A disjunct population, thought to be potentially extinct until its rediscovery in 2012 exists in the Atlantic Rainforest of eastern South America. The status of this population is not currently known, and is likely critical.

== Behavior ==

=== Vocalizations ===
The cryptic forest falcon is most recognizable for its vocalizations, primarily its distinctive song. This song consists of a series of "uk uk uk uk" notes, at one note per second. This song usually lasts for 1-1.5 minutes. This song is used to alert others of its territory. In addition to its song, the forest-falcon has two calls. The first of which, is its cackling call. This call is a series of short "ca ca ca ca-ca-ca notes, with the last three notes closer together, and dropping in pitch throughout. Its quacking call is least often heard, and consists of loud "uuk, qui, qua-qua" notes. The cryptic forest falcon is typically heard at dawn. However occasionally it can be heard later in the morning during dry season. It is less often heard just before dusk.

=== Diet and hunting strategy ===

==== Diet ====
The cryptic forest falcon is believed to be a generalist. It is known to prey on reptiles and invertebrates. It is also believed to prey on small birds, as one individual emerged to a recording of the rufous-necked puffbird.

==== Hunting strategy ====
While little information is known about its hunting strategy, it is believed to be similar to that of its congeners; watching from low perches in the understory, emerging to seize prey.

=== Breeding ===
Very little information is known about the cryptic forest falcon's breeding behavior. It is believed to nest in the wet season (December–May), as it molts remiges from April–August. This is also supported by possible damage from a nesting cavity in a female specimen collected in early June. It is presumed to breed in cavities as do other forest-falcons. M. mintoni has a generation length of 8.6 years.

=== Species density ===
The density of this species is believed to be similar to that of the lined forest falcon, at 1 pair per 20–67 hectares. However, densities as high as 3–4 pairs per kilometer have been reported at dawn during the dry season.

=== Movement ===
The cryptic forest falcon is believed to be sedentary. It is not migratory.

== Threats and conservation status ==
The IUCN classified the cryptic forest falcon as least concern in 2016, which is consistent with its 2004, 2008, 2009, and 2012 assessments. This is largely due to its extremely large range. This range however, is decreasing. An analysis of forest cover change from 2000 to 2012 showed that this species lost 22% of its habitat within three generations, leading some to believe it should be considered globally Near Threatened. While its population size hasn't been quantified, it is believed to be decreasing. This decrease is largely based on its habitat loss due to deforestation. It is suspected to lose 34-51% of its habitat over three generations (26 years).

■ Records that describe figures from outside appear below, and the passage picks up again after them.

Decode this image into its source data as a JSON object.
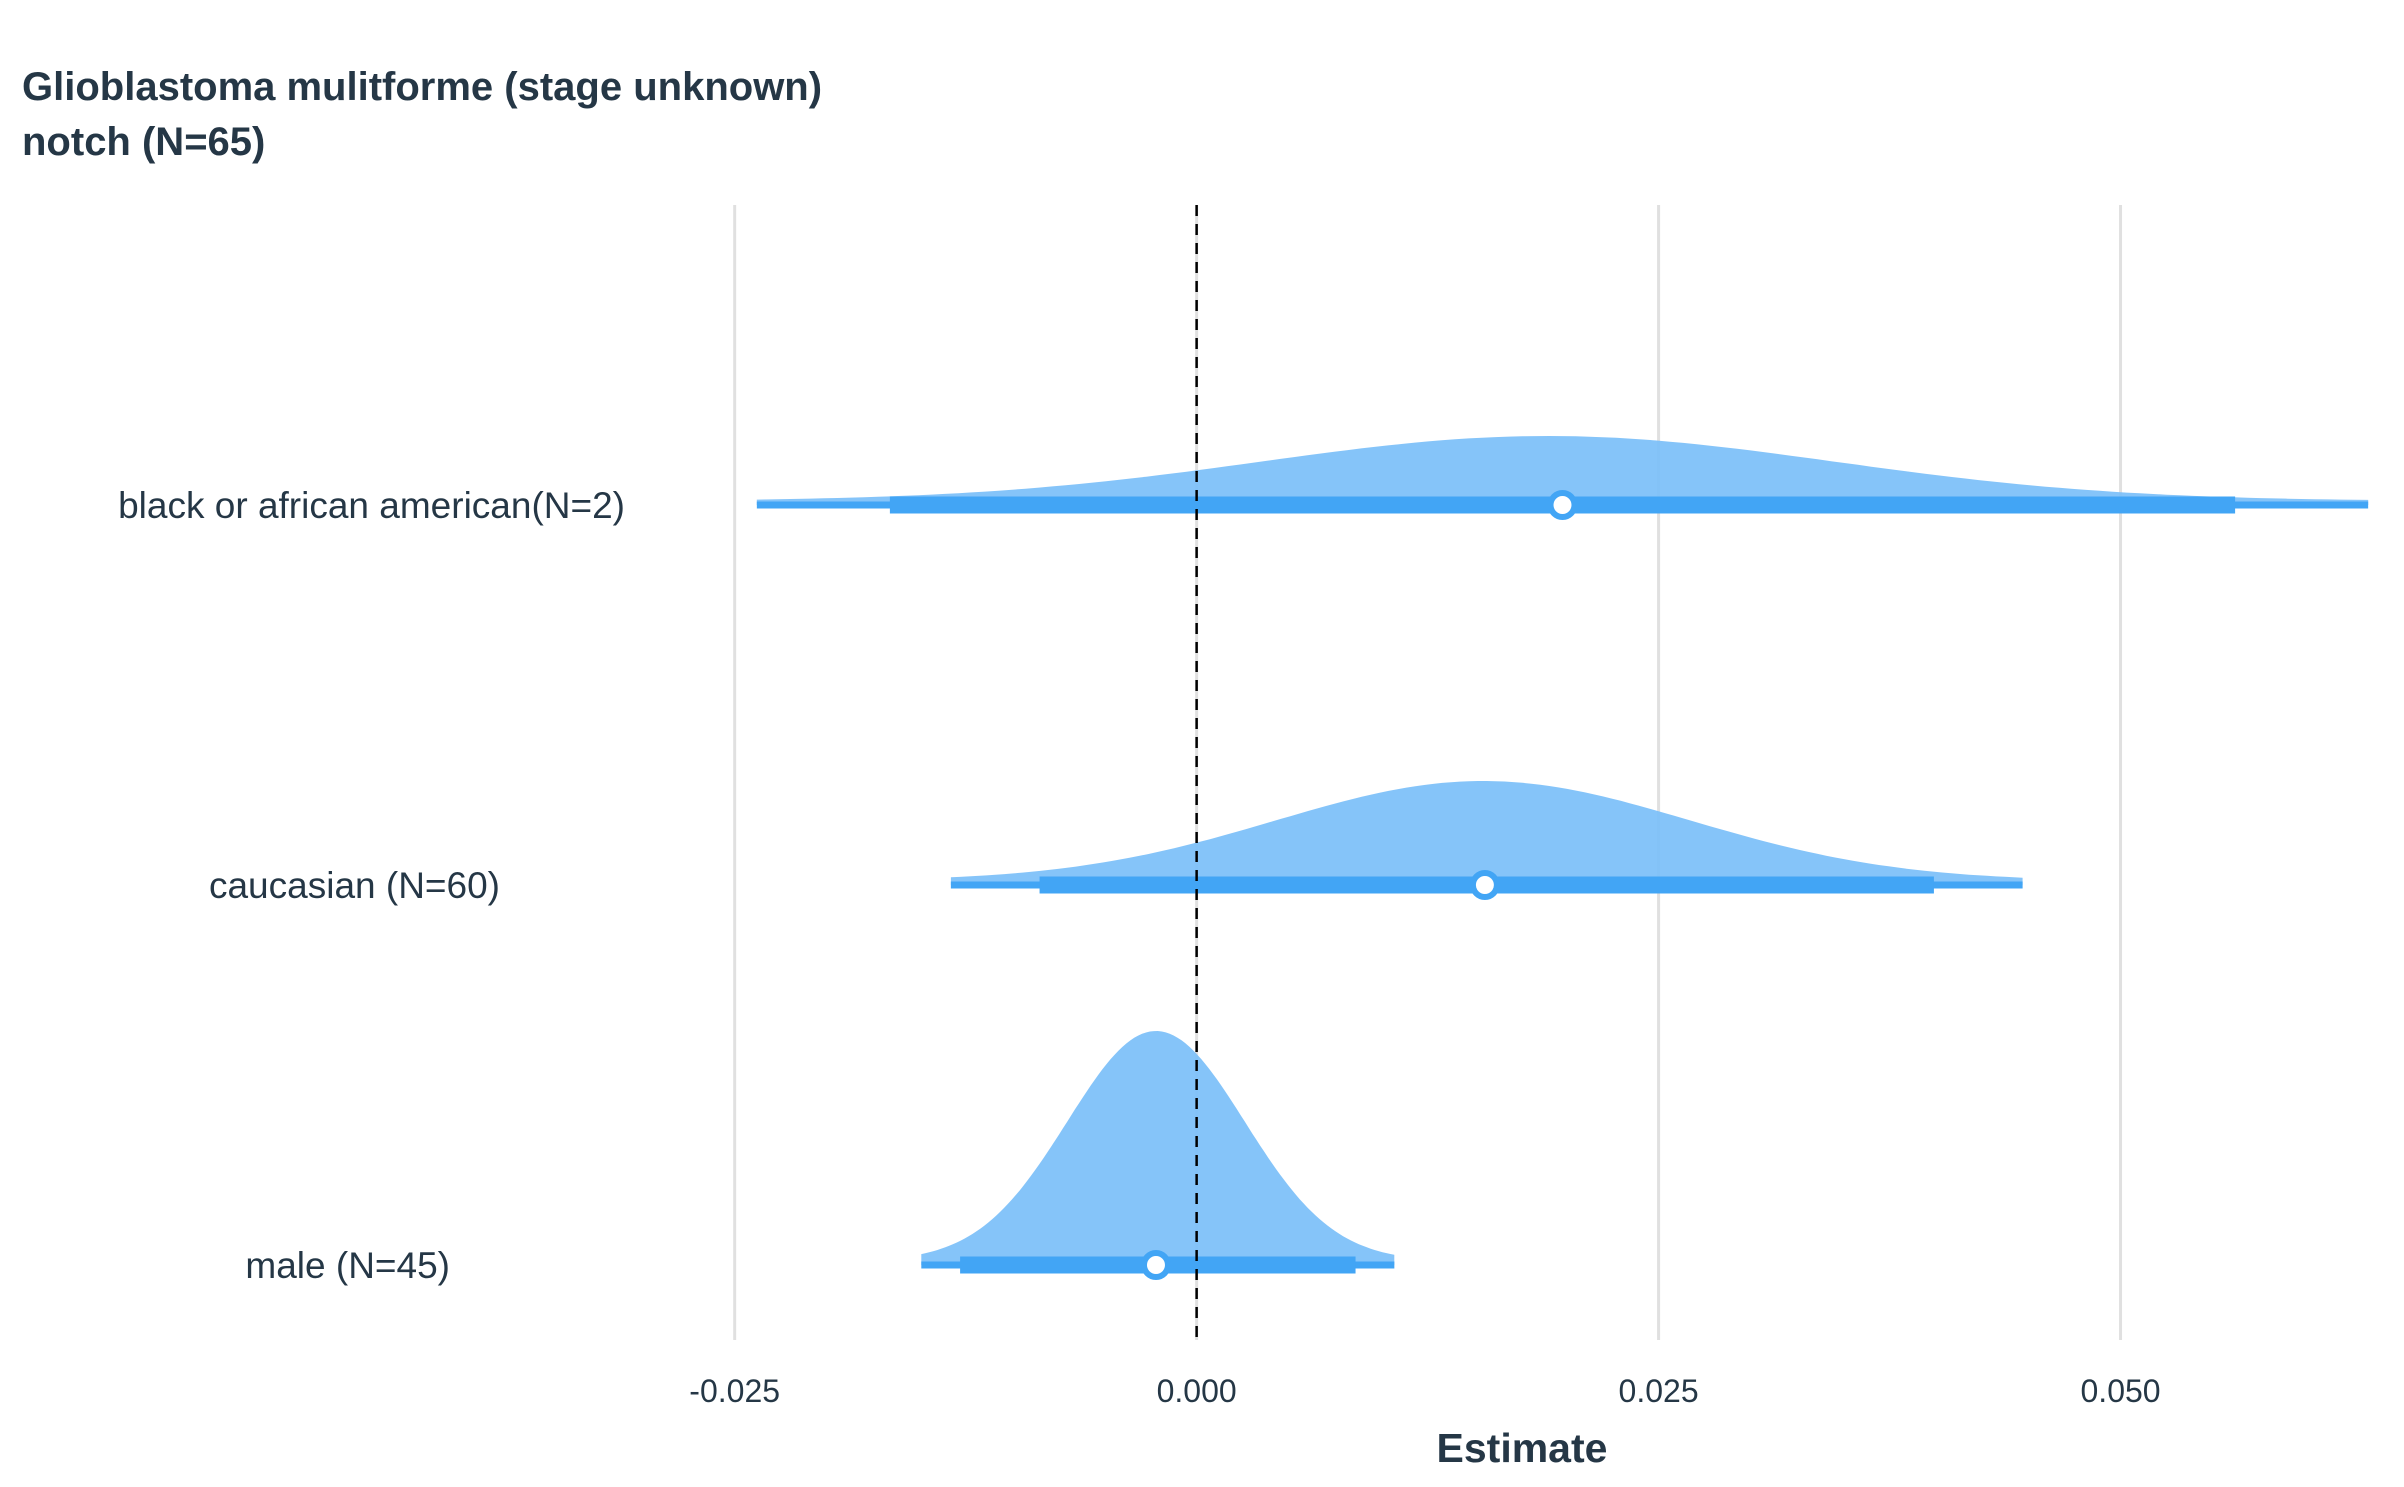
{
  "chart_data": {
    "type": "forest-halfeye",
    "title_lines": [
      "Glioblastoma mulitforme (stage unknown)",
      "notch (N=65)"
    ],
    "xlabel": "Estimate",
    "ylabel": "",
    "xlim": [
      -0.0285,
      0.0635
    ],
    "xticks": [
      -0.025,
      0.0,
      0.025,
      0.05
    ],
    "xtick_labels": [
      "-0.025",
      "0.000",
      "0.025",
      "0.050"
    ],
    "reference_line": 0.0,
    "grid": "vertical major gridlines",
    "colors": {
      "density_fill": "#7bbff8",
      "interval": "#42a5f5",
      "point_fill": "#ffffff",
      "text": "#253746",
      "grid": "#e0e0e0",
      "reference": "#000000"
    },
    "rows": [
      {
        "label": "black or african american(N=2)",
        "estimate": 0.0198,
        "ci_low": -0.0166,
        "ci_high": 0.0562,
        "range_low": -0.0238,
        "range_high": 0.0634,
        "density_mean": 0.019,
        "density_sd": 0.0155
      },
      {
        "label": "caucasian (N=60)",
        "estimate": 0.0156,
        "ci_low": -0.0085,
        "ci_high": 0.0399,
        "range_low": -0.0133,
        "range_high": 0.0447,
        "density_mean": 0.0155,
        "density_sd": 0.0112
      },
      {
        "label": "male (N=45)",
        "estimate": -0.0022,
        "ci_low": -0.0128,
        "ci_high": 0.0086,
        "range_low": -0.0149,
        "range_high": 0.0107,
        "density_mean": -0.0022,
        "density_sd": 0.0048
      }
    ]
  }
}
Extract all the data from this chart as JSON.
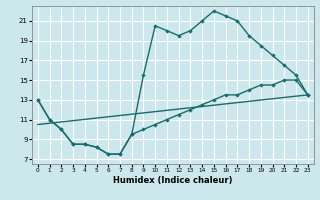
{
  "xlabel": "Humidex (Indice chaleur)",
  "bg_color": "#cce8ed",
  "grid_color": "#ffffff",
  "line_color": "#1a6b6b",
  "xlim": [
    -0.5,
    23.5
  ],
  "ylim": [
    6.5,
    22.5
  ],
  "xticks": [
    0,
    1,
    2,
    3,
    4,
    5,
    6,
    7,
    8,
    9,
    10,
    11,
    12,
    13,
    14,
    15,
    16,
    17,
    18,
    19,
    20,
    21,
    22,
    23
  ],
  "yticks": [
    7,
    9,
    11,
    13,
    15,
    17,
    19,
    21
  ],
  "line1_x": [
    0,
    1,
    2,
    3,
    4,
    5,
    6,
    7,
    8,
    9,
    10,
    11,
    12,
    13,
    14,
    15,
    16,
    17,
    18,
    19,
    20,
    21,
    22,
    23
  ],
  "line1_y": [
    13,
    11,
    10,
    8.5,
    8.5,
    8.2,
    7.5,
    7.5,
    9.5,
    15.5,
    20.5,
    20,
    19.5,
    20,
    21,
    22,
    21.5,
    21,
    19.5,
    18.5,
    17.5,
    16.5,
    15.5,
    13.5
  ],
  "line2_x": [
    0,
    1,
    2,
    3,
    4,
    5,
    6,
    7,
    8,
    9,
    10,
    11,
    12,
    13,
    14,
    15,
    16,
    17,
    18,
    19,
    20,
    21,
    22,
    23
  ],
  "line2_y": [
    13,
    11,
    10,
    8.5,
    8.5,
    8.2,
    7.5,
    7.5,
    9.5,
    10,
    10.5,
    11,
    11.5,
    12,
    12.5,
    13,
    13.5,
    13.5,
    14,
    14.5,
    14.5,
    15,
    15,
    13.5
  ],
  "line3_x": [
    0,
    23
  ],
  "line3_y": [
    10.5,
    13.5
  ]
}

=== Atlantic rainforest population ===
The population in the Atlantic rainforest was believed to be critical or extinct upon the species classification, due to habitat loss in that region, as well as no specimens being collected after 1933 (originally classified as lined forest falcons, later recognized as cryptic forest falcons). Until 2012, when it was rediscovered in Southern Brazil. Further research is needed to quantify this population and its remaining range in the region. This population is likely critically endangered.

== History ==
Specimens of the cryptic forest falcon were historically categorized as lined forest falcons. It was first recognized as a new species by Andrew Whittaker in 2002 when he heard its distinctive vocalizations. Museum specimens verified that it also slightly differed from other members of the genus in physical characteristics. Whittaker subsequently named the species Micrastur mintoni_{,} in memoriam of shore-bird ornithologist Clive D. T. Minton, Whittaker's mentor.